Refining Sector and Retail Outlets Navigate Turbulence
The supply disruption arrives during a particularly challenging period for American refining operations. Springtime coincides with the industry’s transition from winter-grade to summer-grade gasoline production, a process that inherently increases manufacturing costs. This seasonal conversion typically elevates prices even before external factors come into play.
Major refining companies such as Marathon Petroleum, Valero Energy, Phillips 66, and HF Sinclair are navigating the consequences of volatile pricing.
Integrated energy giants Exxon Mobil, Chevron, ConocoPhillips, and Occidental Petroleum all face significant exposure to the broader movements in crude markets.

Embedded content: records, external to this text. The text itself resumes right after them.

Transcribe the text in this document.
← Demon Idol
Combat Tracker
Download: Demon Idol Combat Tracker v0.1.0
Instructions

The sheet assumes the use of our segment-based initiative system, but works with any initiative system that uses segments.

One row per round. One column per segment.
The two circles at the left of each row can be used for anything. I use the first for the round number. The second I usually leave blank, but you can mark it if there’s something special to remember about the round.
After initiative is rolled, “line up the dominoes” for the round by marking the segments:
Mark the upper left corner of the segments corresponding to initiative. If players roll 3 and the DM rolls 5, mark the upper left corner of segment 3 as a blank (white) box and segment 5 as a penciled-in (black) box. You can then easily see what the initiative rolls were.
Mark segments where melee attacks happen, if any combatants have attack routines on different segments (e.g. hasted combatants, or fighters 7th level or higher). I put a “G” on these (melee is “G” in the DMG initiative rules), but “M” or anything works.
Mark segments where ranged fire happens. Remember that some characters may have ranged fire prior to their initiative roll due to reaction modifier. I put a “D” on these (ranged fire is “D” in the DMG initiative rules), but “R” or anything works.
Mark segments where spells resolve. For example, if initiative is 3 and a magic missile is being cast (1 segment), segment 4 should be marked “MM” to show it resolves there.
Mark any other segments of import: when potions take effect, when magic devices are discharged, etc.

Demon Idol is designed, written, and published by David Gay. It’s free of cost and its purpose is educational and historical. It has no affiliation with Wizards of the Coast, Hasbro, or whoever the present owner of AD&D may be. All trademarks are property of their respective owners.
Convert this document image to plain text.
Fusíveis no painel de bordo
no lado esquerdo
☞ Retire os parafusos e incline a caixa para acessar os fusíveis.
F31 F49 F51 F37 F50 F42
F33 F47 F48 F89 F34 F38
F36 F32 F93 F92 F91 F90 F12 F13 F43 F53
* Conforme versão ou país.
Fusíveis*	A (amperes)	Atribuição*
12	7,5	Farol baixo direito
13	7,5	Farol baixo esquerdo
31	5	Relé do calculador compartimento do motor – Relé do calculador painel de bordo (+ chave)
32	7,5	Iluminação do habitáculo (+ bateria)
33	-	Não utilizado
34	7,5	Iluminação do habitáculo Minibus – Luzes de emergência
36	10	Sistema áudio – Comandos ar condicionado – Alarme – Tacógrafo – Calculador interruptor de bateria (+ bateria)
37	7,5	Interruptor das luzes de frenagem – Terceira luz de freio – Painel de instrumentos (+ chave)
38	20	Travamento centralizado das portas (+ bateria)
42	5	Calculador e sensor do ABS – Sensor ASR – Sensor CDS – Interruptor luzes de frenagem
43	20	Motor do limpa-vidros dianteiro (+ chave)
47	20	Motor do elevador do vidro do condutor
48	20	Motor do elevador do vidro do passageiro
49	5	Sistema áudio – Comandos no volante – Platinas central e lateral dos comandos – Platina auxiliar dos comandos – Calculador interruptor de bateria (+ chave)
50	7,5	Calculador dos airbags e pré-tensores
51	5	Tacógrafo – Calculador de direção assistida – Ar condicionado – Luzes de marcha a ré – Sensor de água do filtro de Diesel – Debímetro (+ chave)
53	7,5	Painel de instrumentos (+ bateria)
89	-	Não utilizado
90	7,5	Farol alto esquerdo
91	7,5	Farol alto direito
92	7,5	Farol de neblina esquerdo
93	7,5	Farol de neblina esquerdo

Fuel distribution companies including Murphy USA, Sunoco, Global Partners, and CrossAmerica Partners are similarly impacted by these dynamics.
Elevated gasoline costs can create complications for large-format retailers that leverage discounted fuel as a customer acquisition strategy. Major chains such as Walmart, Costco, and BJ’s Wholesale Club operate within this competitive landscape.
Domestic gasoline inventories declined by 1.7 million barrels according to the most recent EIA weekly data release. This marks the third consecutive week of inventory reductions, signaling ongoing tightness in U.S. supply fundamentals.